Starjump and More

Ignatz Wonders How It Works

Sat, Feb 13, 2021 at 7:17 PM


Thank you for this initial blast of information.

I've listened (numerous times) to your three Stardrifter books as well as your short stories and must politely disagree with your self-assessment. You most definitely do a butt-load of adept logical thinking. Whether or not you have gone the distance to delve into the smallest bits and pieces and then create your own 'Stardrifter Reference Manual' might be another question. Guess you'll have to put that one on the 'to do' list (ha! ha!).

Of course, all this information is great and I'm just beginning to wrap my head around some of it. A number of ' food for thought' questions come to mind...

When you refer to the extremely large space vessels of kilometers in length - an example might be the space station Mylag Vernier - I'm wondering about their structural integrity. At what point does the size of the vessel start to exceed the strength of the materials from which it is constructed? If an object is hanging, weightless in space this isn't much of a problem. On the other hand, if you want to accelerate a large ship this will start to induce stress into the structure. I'm thinking that an extremely large ship couldn't function with only thrusters at the rear, but might need to have several nacelles along its length to distribute the thrust (somewhat akin to the arrangement of engines along the flanks of the old zeppelins).

And what about those starjump engines? It would seem to me that the enclosed volume of field propagated by these engines would have certain limitations. Relative to something very large I'm just wondering how that field would be propagated and shaped. Would there be multiple antennas on the surface of the vessel, or perhaps distributed emitters? Multiple jump engines? In any case it would require gobs of energy. Of course, this is YOUR universe and you don't have to pay the electric company for the power, but I'm still curious.

Come to think of it, what is your power source for (A) the thrusters, (B) conventional engines and (C) the starjump power generation?

Also, when a ship starjumps does it retain its velocity and momentum when it reappears into normal space at the end of the jump? Nathan Lowell did some thinking about this one for his Solar Clipper series. On the other hand, your starjump system and universe may work differently. Just curious.

That concept of the supercarrier cargo 'swarm' is interesting, but when you have such a mass of vessels/containers as you allude to it would seem that numerous gunners (or AI controlled unit for same) would be kept busy checking for, targeting and destroying spare bits of moving space rock or whatever. In other words providing physical protection for the freight flock from the elements. This also begs the question of what happens when you come back out into normal space after a starjump. How does one check that the particular target point is safe and clear so that the supercarrier can reappear in normal space without getting creamed by a stray asteroid or what have you. It would speak of the need to have a system of scouting drones to be sent back and forth to a potential jump location prior to initiating the journey. Of course, the same concern holds true for any vessel traveling via starjump, just more so for the supercarriers.

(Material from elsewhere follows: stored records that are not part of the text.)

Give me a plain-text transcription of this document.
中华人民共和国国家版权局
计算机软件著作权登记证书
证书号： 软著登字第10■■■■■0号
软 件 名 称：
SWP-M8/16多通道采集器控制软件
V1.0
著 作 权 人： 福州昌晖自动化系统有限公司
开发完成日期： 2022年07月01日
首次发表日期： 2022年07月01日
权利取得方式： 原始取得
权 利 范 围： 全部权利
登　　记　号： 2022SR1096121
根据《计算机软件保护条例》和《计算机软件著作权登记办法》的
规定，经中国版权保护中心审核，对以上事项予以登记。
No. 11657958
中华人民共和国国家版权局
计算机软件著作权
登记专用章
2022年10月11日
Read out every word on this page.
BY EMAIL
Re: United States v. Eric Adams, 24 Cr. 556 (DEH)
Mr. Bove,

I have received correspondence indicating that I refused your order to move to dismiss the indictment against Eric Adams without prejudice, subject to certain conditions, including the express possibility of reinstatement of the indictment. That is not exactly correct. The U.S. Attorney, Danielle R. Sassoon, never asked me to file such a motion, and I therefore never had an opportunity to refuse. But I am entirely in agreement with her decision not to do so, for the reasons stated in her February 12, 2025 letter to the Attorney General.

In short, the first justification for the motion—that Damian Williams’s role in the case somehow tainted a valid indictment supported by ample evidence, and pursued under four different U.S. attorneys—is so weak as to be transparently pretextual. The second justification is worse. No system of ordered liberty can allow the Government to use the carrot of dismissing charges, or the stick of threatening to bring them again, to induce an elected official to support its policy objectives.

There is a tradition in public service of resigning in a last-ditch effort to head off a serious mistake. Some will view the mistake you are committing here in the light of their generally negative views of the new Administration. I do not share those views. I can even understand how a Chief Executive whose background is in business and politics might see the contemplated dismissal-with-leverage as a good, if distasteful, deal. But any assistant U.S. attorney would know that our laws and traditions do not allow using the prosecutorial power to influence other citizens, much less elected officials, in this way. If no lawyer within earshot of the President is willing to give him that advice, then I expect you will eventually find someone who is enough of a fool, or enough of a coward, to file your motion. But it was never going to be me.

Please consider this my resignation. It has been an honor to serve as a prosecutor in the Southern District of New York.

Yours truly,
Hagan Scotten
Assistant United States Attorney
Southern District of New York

When you say lantern gun, what kind of 'lantern' are you imagining, shape-wise? Are we thinking of something like an oil lamp? Perhaps an old fashioned, squared-off gas street lamp?

Do the alliance ships actually have the word "Stardrifter" emblazoned on the sides? Is there a 'Stardrifter' class of vessel? I always thought that this word is actually referred to Ejoq, himself, as our wandering boy in the universe.

Coming back around to the space vessels one more time, how large and what shape is that old Bechel (sp?) that featured in Mother Load?

Well, that's enough for the moment. Much like a puppy worrying a slipper in play I've plied you with yet more annoying questions. Much of this is merely 'under the hood' and might be important points within the context of future story work. As far as the art goes, I'm going to have to take a little bit of license with what you've explained so far, if only to provide some extra 'eye candy' for the viewer.

On that note, I'll bring this one to a close. I'll play with some quickie ideas over the next few days.